Rest: Long fasts can really drain you, especially if you are dehydrated. Therefore, you should set targets for the amount of rest you get each day and night. Perhaps you should plan to take naps, or adjust your schedule to accommodate a different sleeping pattern.
Diet: The types of foods you eat will have a dramatic impact on the amount of long term energy you have throughout the day and night. Do not overdo it during iftar as it will make you feel less energetic and more bloated.
Supplementation: It is challenging enough without Ramadan to get all the nutrients our bodies need. Consider taking supplements and vitamins to help bridge the gap, after checking with your doctor if necessary. I have also recently picked up juicing. It is an efficient way to get lots of nutrients in a short amount of time. It also gives a lot of energy! I highly recommend it!
Fitness: Some say Ramadan is a time to maintain or expect losses in the fitness department. Many actually gain weight during Ramadan because of all the night-time binge eating. But real fitness experts like Rehan Jalali actually say that Ramadan is the time to make massive gains! What fitness goals do you have this Ramadan?
Believe it or not, you can have goals even for the type of fasting you are doing. Imam al-Ghazali raḥimahullāh (may Allāh have mercy upon him) said there are three levels of fasting. Which one are you targeting this year? Don’t worry, you can always build on that for next year, In sha Allah!
Level 1: Fasting from food, drink, and sex during the daylight hours.
Level 2: Fasting from performing evil actions and deeds.
Level 3: Fasting from having evil thoughts.
Sadaqah: “The Prophet was the most generous of all the people, and he used to become more generous in Ramadan…[he] used to be more generous than the fast wind” [Sahih al-Bukhari].
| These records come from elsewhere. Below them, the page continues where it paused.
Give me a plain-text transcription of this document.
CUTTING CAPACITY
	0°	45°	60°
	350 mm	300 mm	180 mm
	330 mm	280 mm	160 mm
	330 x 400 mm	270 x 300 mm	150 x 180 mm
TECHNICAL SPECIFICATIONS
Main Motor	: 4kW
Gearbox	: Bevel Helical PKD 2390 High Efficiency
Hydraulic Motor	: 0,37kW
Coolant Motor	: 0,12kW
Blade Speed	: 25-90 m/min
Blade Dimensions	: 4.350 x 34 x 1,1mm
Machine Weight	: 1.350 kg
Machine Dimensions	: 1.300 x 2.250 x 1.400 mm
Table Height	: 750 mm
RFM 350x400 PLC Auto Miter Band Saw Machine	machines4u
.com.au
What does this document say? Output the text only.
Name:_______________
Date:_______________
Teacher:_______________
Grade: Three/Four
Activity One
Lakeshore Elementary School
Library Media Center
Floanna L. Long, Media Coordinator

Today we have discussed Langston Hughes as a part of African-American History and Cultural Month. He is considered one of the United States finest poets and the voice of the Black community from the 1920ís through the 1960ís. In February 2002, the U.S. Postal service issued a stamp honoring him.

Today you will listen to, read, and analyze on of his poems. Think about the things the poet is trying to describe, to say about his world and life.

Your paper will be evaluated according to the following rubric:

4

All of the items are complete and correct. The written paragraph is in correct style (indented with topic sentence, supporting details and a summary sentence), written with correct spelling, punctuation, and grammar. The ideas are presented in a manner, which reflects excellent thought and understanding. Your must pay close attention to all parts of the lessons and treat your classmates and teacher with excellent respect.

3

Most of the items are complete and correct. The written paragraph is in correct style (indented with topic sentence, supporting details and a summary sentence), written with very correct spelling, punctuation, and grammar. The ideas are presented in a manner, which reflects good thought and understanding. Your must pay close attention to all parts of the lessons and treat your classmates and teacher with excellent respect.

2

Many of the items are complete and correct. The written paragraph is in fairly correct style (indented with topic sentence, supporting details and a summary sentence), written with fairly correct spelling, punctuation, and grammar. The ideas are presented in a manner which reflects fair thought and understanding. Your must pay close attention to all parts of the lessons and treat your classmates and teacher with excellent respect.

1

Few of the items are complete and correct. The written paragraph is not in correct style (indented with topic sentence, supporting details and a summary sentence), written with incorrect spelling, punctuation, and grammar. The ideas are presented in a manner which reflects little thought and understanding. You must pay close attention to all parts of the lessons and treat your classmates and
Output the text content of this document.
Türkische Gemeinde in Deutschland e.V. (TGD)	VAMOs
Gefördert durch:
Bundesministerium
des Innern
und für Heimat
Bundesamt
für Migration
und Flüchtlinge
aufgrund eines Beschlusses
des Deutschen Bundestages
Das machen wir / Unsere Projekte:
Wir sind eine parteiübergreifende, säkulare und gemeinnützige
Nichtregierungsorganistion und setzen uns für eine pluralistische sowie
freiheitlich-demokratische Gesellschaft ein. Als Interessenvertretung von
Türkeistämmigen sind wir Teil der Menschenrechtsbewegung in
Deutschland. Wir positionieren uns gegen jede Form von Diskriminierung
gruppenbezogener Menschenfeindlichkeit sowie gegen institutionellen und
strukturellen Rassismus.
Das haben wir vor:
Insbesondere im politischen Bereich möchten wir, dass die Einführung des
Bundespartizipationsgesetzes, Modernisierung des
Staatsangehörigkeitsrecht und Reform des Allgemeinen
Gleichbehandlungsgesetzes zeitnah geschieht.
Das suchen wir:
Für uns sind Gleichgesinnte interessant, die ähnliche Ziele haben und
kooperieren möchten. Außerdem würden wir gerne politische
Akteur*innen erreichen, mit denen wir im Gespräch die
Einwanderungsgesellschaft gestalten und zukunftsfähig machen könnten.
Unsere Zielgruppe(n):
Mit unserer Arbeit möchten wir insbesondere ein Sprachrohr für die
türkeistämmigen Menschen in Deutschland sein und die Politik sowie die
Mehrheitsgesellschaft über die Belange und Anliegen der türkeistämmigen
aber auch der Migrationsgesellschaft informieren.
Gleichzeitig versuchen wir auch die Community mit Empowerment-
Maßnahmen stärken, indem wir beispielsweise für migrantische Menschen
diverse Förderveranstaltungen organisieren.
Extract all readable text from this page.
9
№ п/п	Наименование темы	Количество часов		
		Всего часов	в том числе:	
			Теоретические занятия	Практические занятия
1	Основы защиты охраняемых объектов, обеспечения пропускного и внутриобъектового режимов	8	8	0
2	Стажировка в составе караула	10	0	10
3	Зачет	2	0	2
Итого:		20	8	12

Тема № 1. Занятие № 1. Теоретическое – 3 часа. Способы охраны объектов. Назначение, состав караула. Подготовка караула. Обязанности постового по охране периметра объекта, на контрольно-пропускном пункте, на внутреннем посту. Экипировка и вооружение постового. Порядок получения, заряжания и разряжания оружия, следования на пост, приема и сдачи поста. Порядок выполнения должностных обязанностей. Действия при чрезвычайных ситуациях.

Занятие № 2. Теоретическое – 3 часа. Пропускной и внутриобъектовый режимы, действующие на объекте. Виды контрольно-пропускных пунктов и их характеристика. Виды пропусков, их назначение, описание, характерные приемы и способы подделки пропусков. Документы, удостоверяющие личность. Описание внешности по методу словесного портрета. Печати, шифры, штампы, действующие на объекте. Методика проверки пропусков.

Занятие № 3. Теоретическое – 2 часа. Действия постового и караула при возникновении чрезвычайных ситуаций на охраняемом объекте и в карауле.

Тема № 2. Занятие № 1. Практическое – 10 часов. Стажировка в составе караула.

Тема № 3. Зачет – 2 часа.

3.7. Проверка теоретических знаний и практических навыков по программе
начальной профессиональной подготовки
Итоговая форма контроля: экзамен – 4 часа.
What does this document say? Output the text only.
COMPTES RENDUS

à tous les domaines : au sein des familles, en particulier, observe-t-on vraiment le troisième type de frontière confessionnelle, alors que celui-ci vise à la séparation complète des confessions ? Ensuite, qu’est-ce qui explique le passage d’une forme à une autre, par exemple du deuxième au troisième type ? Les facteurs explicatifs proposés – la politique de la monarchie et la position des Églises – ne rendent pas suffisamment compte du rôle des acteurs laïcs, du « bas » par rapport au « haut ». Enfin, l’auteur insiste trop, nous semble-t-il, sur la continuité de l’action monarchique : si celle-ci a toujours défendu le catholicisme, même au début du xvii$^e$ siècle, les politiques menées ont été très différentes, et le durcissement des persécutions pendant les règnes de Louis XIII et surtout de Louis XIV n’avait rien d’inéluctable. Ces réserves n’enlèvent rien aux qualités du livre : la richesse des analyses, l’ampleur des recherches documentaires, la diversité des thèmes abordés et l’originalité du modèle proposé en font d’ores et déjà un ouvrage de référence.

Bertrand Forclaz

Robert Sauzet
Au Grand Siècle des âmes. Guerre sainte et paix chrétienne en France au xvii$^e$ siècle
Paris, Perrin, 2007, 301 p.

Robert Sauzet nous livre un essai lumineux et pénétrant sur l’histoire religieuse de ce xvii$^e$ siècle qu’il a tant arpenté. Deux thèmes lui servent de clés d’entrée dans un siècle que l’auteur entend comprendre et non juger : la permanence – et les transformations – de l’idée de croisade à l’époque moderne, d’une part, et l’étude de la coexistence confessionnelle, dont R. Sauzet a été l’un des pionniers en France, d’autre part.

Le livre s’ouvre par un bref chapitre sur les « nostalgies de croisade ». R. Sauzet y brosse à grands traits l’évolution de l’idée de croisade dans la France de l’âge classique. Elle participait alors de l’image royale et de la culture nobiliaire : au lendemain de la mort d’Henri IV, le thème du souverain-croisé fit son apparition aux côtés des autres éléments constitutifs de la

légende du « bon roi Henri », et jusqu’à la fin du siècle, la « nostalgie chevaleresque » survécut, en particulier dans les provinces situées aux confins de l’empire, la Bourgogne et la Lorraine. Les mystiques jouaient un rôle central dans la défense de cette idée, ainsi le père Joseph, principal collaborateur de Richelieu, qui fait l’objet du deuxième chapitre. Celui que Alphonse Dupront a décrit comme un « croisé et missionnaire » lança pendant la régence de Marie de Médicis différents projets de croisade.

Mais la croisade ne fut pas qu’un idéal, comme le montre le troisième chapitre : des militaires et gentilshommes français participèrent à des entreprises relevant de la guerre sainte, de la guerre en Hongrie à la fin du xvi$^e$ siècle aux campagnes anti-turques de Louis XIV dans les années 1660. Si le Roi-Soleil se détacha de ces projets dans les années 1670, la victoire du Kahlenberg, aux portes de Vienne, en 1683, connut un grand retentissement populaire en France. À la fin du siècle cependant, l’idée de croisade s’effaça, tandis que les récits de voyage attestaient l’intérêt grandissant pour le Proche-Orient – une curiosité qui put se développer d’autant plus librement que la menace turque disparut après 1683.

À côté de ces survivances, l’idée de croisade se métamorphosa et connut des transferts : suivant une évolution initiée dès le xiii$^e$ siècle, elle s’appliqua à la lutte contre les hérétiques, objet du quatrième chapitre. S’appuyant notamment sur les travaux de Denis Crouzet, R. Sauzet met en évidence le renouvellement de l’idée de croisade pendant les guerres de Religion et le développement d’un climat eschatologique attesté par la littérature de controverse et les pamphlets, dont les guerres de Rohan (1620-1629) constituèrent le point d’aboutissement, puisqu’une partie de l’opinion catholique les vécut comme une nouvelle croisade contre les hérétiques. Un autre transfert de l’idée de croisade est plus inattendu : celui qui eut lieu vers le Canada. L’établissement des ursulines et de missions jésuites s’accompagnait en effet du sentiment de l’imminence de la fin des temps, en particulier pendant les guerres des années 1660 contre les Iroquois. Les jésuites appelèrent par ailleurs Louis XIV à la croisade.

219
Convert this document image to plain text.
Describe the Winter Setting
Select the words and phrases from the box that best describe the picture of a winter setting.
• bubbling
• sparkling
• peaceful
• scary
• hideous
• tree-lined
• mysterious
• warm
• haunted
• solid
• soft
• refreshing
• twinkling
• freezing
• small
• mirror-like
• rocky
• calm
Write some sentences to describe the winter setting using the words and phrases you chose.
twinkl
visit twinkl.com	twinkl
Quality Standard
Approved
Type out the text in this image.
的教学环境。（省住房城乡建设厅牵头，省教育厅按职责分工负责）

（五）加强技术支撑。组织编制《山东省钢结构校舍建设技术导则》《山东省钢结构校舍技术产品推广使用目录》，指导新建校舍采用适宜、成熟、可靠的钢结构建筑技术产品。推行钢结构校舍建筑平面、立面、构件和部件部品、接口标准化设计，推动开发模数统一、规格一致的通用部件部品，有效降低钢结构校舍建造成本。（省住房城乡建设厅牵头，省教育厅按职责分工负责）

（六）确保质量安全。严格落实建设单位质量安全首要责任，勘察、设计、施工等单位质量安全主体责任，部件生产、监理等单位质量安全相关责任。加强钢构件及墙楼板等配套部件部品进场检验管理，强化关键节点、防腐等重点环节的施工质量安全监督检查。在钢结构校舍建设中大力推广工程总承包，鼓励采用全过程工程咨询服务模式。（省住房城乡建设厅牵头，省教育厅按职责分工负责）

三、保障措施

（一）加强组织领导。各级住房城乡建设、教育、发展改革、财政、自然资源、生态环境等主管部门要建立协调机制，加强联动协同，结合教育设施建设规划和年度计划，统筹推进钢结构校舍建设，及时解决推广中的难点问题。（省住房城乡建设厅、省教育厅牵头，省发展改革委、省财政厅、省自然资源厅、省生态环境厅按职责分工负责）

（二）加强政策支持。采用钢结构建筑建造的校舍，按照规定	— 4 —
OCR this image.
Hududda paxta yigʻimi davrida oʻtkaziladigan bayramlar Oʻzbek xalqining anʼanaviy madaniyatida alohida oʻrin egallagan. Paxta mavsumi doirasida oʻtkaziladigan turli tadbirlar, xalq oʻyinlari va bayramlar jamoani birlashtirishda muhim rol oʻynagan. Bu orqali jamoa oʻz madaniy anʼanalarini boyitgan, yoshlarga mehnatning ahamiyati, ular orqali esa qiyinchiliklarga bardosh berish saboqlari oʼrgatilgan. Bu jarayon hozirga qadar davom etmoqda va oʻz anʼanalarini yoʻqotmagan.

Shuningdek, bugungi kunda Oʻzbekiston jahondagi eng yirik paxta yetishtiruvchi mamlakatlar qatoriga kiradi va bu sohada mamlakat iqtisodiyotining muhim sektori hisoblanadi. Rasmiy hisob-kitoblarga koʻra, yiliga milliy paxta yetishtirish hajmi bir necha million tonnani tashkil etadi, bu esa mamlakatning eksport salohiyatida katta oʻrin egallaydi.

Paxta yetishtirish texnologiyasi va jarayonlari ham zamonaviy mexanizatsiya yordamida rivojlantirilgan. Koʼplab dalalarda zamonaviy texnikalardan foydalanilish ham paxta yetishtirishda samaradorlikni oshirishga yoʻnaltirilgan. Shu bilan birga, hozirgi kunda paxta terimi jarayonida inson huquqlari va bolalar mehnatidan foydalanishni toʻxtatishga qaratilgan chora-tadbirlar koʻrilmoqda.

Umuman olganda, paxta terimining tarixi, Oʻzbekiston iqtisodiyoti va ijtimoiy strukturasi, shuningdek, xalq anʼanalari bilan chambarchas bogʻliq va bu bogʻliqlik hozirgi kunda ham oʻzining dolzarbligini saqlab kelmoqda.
Sponsor iftars: A great way to reap the rewards of someone else’s hard work is to feed the one who fasted. Do you have a target for the number of iftars you would like to host in your home? What about sponsoring iftars at the local masjid?
Zakat al maal: Many people use Ramadan as a time to remember to give their zakat al maal. Certainly this will be a goal that requires preparation and planning!
Zakat al fitr: Everyone must pay this zakat in one way or another, so make the intention from now and be sure to pay it as early as possible.
Umrah: What a wonderful goal, praying taraweeh at the Ka’bah and performing umrah at the same time! I have not had the honor of doing this during Ramadan before, but I pray I can one of these days, In sha Allah.
Last but not least, Ramadan is a great time to review your character and see which areas could use improvement. You could set goals for certain character traits like truthfulness, humility, kindness, patience, modesty, trustworthiness, mercy, or something else I did not list. You could also set goals for controlling your anger or even visiting the sick.